Quadro um: sobre a poeta

Tradutora, ensaísta, dramaturga, romancista. Um sem-fim de atividades relacionadas à linguagem desenvolveu essa notável portuguesa. Nascida em Carcavelos, a 15 de agosto de 1938, Fiama Hasse Pais Brandão viveu até os 18 anos em sua terra, tendo estudado no St. Julian’s School, Colégio Inglês da cidade. Mais tarde, a afeição às palavras e uma imanente curiosidade pelo verbo levaram-na à Universidade de Lisboa, local onde estuda Filologia Germânica, curso oferecido pela Faculdade de Letras desta instituição. Além de poeta, traduziu textos do inglês, do francês e do alemão; escreveu peças de teatro, tendo inclusive tomado parte na fundação do Grupo de Teatro de Letras. Faleceu a 19 de janeiro de 2007, em Lisboa. Sua morte foi ocasionada por complicações advindas do Mal de Parkinson. Depois de uma vida que incluiu um casamento, 20 anos de serviços como bibliotecária-arquivista, na Universidade de Lisboa, e uma dedicação ingente à Literatura, essa tecelã das palavras deixou um vasto legado literário, – digno de investigações que incluam múltiplos domínios do conhecimento – inscrevendo-se para sempre como uma das maiores vozes da História da Literatura Portuguesa.

Quadro dois: impressões de “Âmago I”

A poesia de Fiama articula-se a partir de um traçado rítmico inusitado, pois o ritmo dos versos não é engendrado pelo corte da linha como estamos habituados a conceber e ler, também marcado por imagens verbais compostas pela quebra da cadência tradicional da mancha negra no branco do papel, efeito que suscita/obriga uma leitura não linear dos versos. Todavia, esse descompasso se dá porque certas palavras que ocupam o fim de determinados versos são partidos, com uma das metades ficando em um dos versos, e a outra indo ocupar o começo da próxima linha. Essa partição sugere um sentido a mais para a linha, como se pode ver em um trecho de “A Tapada de Mafra I”:

“Entre as árvores o veado passa.
Do outro lado é o ocaso. Ele
É um espelho para reproduzir
As mutações da vida. Tão ar
Tificial como a arborização.”

Com esse recurso estilístico, constrói-se um sentido amplo que aponta tanto para a fugacidade do elemento veado (“Tão ar”), quanto para sua participação na constituição da artificialidade do ambiente (“Tão artificial como a arborização.”). Esse jogo semântico, que secciona as palavras cuidadosamente, é o responsável pelo ritmo peculiar do texto da poeta, pois induz o leitor a tentar adequar o compasso da sua leitura às quebras verbais presentes no poema. Com isso, o poema “provoca” o leitor a buscar os sentidos possíveis nas entrelinhas dessas rupturas, desafiando-o a compor uma trilha interpretativa própria a cada leitura. Ou seja, o poema está em constante “metamorfose”.

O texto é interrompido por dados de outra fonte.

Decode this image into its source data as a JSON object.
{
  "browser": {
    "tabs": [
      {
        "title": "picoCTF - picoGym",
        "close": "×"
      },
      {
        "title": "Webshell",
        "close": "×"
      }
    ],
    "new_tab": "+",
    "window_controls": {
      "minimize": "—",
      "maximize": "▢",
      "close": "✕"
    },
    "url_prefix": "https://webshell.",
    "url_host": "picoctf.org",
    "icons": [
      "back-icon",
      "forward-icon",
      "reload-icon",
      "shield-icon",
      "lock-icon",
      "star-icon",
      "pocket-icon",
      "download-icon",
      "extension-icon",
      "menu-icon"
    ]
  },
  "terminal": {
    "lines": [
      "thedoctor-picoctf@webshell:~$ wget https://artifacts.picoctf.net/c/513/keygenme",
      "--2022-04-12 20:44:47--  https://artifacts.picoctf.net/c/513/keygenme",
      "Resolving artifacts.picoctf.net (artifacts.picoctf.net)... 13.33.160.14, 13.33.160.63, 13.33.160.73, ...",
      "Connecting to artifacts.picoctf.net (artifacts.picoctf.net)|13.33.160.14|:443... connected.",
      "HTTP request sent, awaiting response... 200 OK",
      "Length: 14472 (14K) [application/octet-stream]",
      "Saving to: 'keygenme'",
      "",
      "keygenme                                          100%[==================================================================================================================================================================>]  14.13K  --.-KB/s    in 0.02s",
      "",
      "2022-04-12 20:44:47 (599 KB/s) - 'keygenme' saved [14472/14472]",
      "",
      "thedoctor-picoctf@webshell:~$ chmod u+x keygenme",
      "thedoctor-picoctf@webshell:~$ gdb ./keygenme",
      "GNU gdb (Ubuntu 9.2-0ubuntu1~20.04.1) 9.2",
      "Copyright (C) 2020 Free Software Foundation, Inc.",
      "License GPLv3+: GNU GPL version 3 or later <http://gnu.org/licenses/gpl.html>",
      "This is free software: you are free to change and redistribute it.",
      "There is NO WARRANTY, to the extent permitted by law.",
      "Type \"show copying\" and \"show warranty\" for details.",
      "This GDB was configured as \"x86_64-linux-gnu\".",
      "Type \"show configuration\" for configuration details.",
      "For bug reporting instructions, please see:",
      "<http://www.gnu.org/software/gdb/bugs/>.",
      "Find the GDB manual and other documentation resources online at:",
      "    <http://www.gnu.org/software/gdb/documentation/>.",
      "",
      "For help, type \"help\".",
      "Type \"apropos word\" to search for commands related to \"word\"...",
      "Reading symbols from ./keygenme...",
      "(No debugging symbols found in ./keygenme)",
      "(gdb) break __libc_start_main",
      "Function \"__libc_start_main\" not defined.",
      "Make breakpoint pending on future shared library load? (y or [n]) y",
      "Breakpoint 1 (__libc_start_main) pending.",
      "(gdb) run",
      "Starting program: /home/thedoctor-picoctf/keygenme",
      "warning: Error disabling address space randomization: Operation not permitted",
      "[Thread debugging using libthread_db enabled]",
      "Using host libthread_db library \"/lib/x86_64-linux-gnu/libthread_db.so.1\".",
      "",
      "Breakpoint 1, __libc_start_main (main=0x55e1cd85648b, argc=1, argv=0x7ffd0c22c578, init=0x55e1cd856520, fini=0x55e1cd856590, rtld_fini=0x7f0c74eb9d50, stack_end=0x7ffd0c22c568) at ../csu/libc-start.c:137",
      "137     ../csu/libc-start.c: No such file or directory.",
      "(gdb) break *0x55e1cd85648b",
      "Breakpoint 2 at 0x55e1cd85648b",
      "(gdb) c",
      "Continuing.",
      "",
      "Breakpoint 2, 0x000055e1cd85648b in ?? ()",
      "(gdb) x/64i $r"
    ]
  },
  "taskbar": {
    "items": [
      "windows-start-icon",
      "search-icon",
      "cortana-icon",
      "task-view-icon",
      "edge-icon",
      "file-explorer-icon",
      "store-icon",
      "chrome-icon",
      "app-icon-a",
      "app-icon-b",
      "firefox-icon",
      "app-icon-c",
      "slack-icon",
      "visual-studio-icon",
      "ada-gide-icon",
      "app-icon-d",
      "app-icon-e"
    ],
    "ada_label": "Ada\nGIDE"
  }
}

Outra característica notável nos textos da poeta são as imagens cotidianas amplificadas, lidas com um olhar poético. A partir delas, o eu-lírico guia o leitor, construindo metáforas para impressões íntimas através de uma observação e reinterpretação de cenas do dia-a-dia. Na segunda estrofe de “Morte no Plano”, esse traço da escritura da poeta se mostra claramente:

“O tom baço que a chuva traz. Es
Plêndido. Espectro a espectro. Um
Vento que desloca a parte para o todo.”

Fato corriqueiro num país europeu como Portugal, a chuva passa despercebida aos olhos da maioria das pessoas. No entanto, para o eu-lírico, a chuva portaria “um tom baço”, classificado como esplêndido. Esse tom baço seria um vento que agrega, levando as partes ao encontro do todo. Ou seja, na simplicidade de um fenômeno climático recorrente, o eu-lírico enxerga o fator que une o “espiritual disperso”, que faz com que até o intangível se coadune, se comunique.

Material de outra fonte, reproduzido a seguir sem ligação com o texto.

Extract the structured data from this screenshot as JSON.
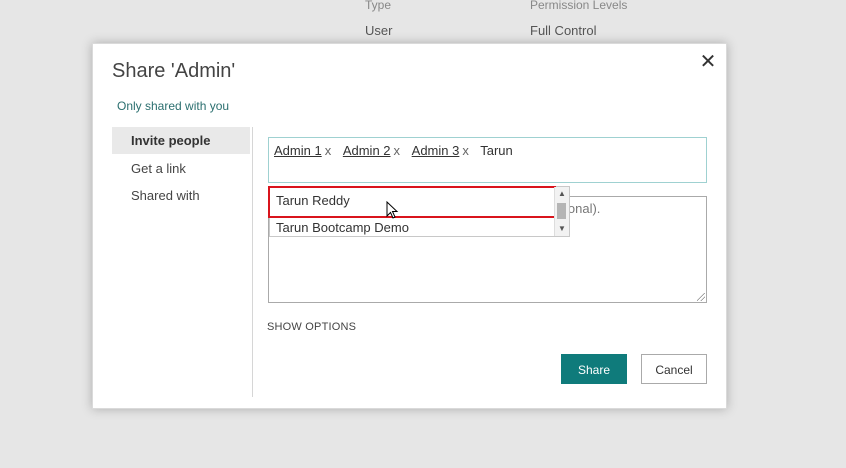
{
  "background": {
    "headers": [
      "Type",
      "Permission Levels"
    ],
    "row": [
      "User",
      "Full Control"
    ]
  },
  "dialog": {
    "title": "Share 'Admin'",
    "close_icon": "close-icon",
    "sharing_status": "Only shared with you",
    "nav": [
      {
        "label": "Invite people",
        "active": true
      },
      {
        "label": "Get a link",
        "active": false
      },
      {
        "label": "Shared with",
        "active": false
      }
    ],
    "people_picker": {
      "chips": [
        {
          "name": "Admin 1",
          "remove": "x"
        },
        {
          "name": "Admin 2",
          "remove": "x"
        },
        {
          "name": "Admin 3",
          "remove": "x"
        }
      ],
      "typed_text": "Tarun"
    },
    "suggestions": [
      "Tarun Reddy",
      "Tarun Bootcamp Demo"
    ],
    "message_placeholder_visible": "ional).",
    "show_options": "SHOW OPTIONS",
    "share_button": "Share",
    "cancel_button": "Cancel"
  },
  "colors": {
    "accent": "#0f7b7b",
    "highlight": "#d9141c"
  }
}
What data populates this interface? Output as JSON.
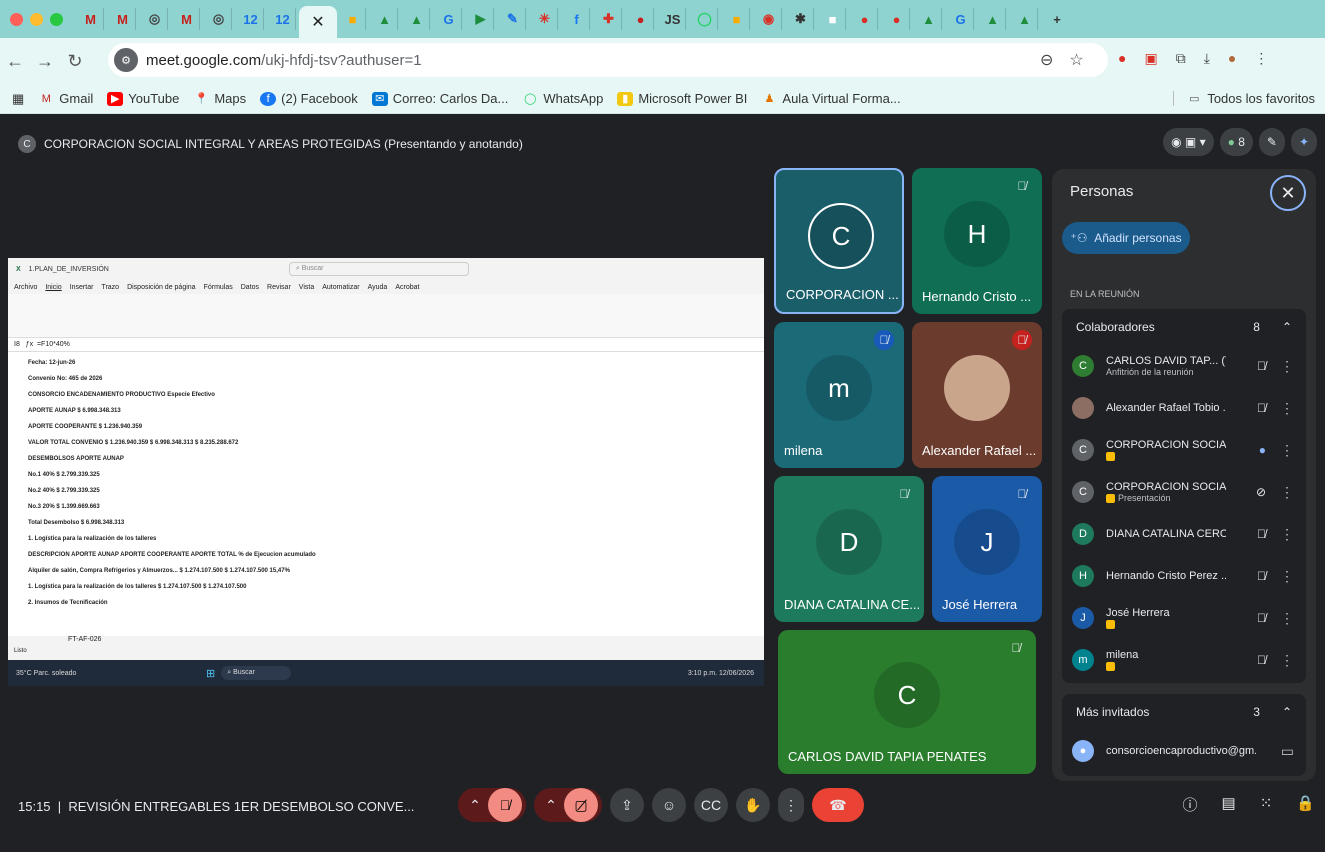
{
  "browser": {
    "url_host": "meet.google.com",
    "url_path": "/ukj-hfdj-tsv?authuser=1",
    "bookmarks": [
      "Gmail",
      "YouTube",
      "Maps",
      "(2) Facebook",
      "Correo: Carlos Da...",
      "WhatsApp",
      "Microsoft Power BI",
      "Aula Virtual Forma..."
    ],
    "all_bookmarks": "Todos los favoritos",
    "tab_letters": [
      "M",
      "M",
      "M",
      "M",
      "12",
      "12",
      "×",
      "A",
      "A",
      "G",
      "+",
      "J",
      "S"
    ]
  },
  "meet": {
    "presentation_title": "CORPORACION SOCIAL INTEGRAL Y AREAS PROTEGIDAS (Presentando y anotando)",
    "presenter_initial": "C",
    "participant_count_badge": "8",
    "meeting_time": "15:15",
    "meeting_name": "REVISIÓN ENTREGABLES 1ER DESEMBOLSO CONVE..."
  },
  "shared_screen": {
    "window_title": "1.PLAN_DE_INVERSIÓN",
    "search_placeholder": "Buscar",
    "menu": [
      "Archivo",
      "Inicio",
      "Insertar",
      "Trazo",
      "Disposición de página",
      "Fórmulas",
      "Datos",
      "Revisar",
      "Vista",
      "Automatizar",
      "Ayuda",
      "Acrobat"
    ],
    "formula": "=F10*40%",
    "rows": [
      "Fecha: 12-jun-26",
      "Convenio No: 465 de 2026",
      "CONSORCIO ENCADENAMIENTO PRODUCTIVO   Especie   Efectivo",
      "APORTE AUNAP   $ 6.998.348.313",
      "APORTE COOPERANTE   $ 1.236.940.359",
      "VALOR TOTAL CONVENIO   $ 1.236.940.359   $ 6.998.348.313   $ 8.235.288.672",
      "DESEMBOLSOS APORTE AUNAP",
      "No.1 40%   $ 2.799.339.325",
      "No.2 40%   $ 2.799.339.325",
      "No.3 20%   $ 1.399.669.663",
      "Total Desembolso   $ 6.998.348.313",
      "1. Logística para la realización de los talleres",
      "DESCRIPCION   APORTE AUNAP   APORTE COOPERANTE   APORTE TOTAL   % de Ejecucion acumulado",
      "Alquiler de salón, Compra Refrigerios y Almuerzos...   $ 1.274.107.500   $ 1.274.107.500   15,47%",
      "1. Logística para la realización de los talleres   $ 1.274.107.500   $ 1.274.107.500",
      "2. Insumos de Tecnificación"
    ],
    "sheet_tab": "FT-AF-026",
    "status": "Listo",
    "taskbar_weather": "35°C Parc. soleado",
    "taskbar_search": "Buscar",
    "taskbar_time": "3:10 p.m. 12/06/2026"
  },
  "tiles": [
    {
      "initial": "C",
      "name": "CORPORACION ...",
      "color": "#1a5e6a"
    },
    {
      "initial": "H",
      "name": "Hernando Cristo ...",
      "color": "#0f6e54"
    },
    {
      "initial": "m",
      "name": "milena",
      "color": "#1a6a78"
    },
    {
      "initial": "",
      "name": "Alexander Rafael ...",
      "color": "#6b3b2e"
    },
    {
      "initial": "D",
      "name": "DIANA CATALINA CE...",
      "color": "#1e7a5c"
    },
    {
      "initial": "J",
      "name": "José Herrera",
      "color": "#1b5aa6"
    },
    {
      "initial": "C",
      "name": "CARLOS DAVID TAPIA PENATES",
      "color": "#2b7d2e"
    }
  ],
  "panel": {
    "title": "Personas",
    "add_people": "Añadir personas",
    "section": "EN LA REUNIÓN",
    "collaborators_label": "Colaboradores",
    "collaborators_count": "8",
    "people": [
      {
        "initial": "C",
        "name": "CARLOS DAVID TAP... (Tú)",
        "sub": "Anfitrión de la reunión",
        "color": "#2e7d32"
      },
      {
        "initial": "",
        "name": "Alexander Rafael Tobio ...",
        "sub": "",
        "color": "#8d6e63"
      },
      {
        "initial": "C",
        "name": "CORPORACION SOCIA...",
        "sub": "",
        "color": "#5f6368"
      },
      {
        "initial": "C",
        "name": "CORPORACION SOCIA...",
        "sub": "Presentación",
        "color": "#5f6368"
      },
      {
        "initial": "D",
        "name": "DIANA CATALINA CERO...",
        "sub": "",
        "color": "#1e7a5c"
      },
      {
        "initial": "H",
        "name": "Hernando Cristo Perez ...",
        "sub": "",
        "color": "#1e7a5c"
      },
      {
        "initial": "J",
        "name": "José Herrera",
        "sub": "",
        "color": "#1b5aa6"
      },
      {
        "initial": "m",
        "name": "milena",
        "sub": "",
        "color": "#00838f"
      }
    ],
    "more_guests_label": "Más invitados",
    "more_guests_count": "3",
    "guest": "consorcioencaproductivo@gm..."
  }
}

Com essa escrita poética peculiar e criativa, aliada à sua versatilidade artística, Fiama Hasse Pais Brandão gravou seu nome na história da literatura portuguesa, legando às próximas gerações um trabalho polivalente de grande relevância estética.

Graduando em Letras – Língua Portuguesa e Literaturas, aluno do Professor e Poeta Márcio de Lima Dantas.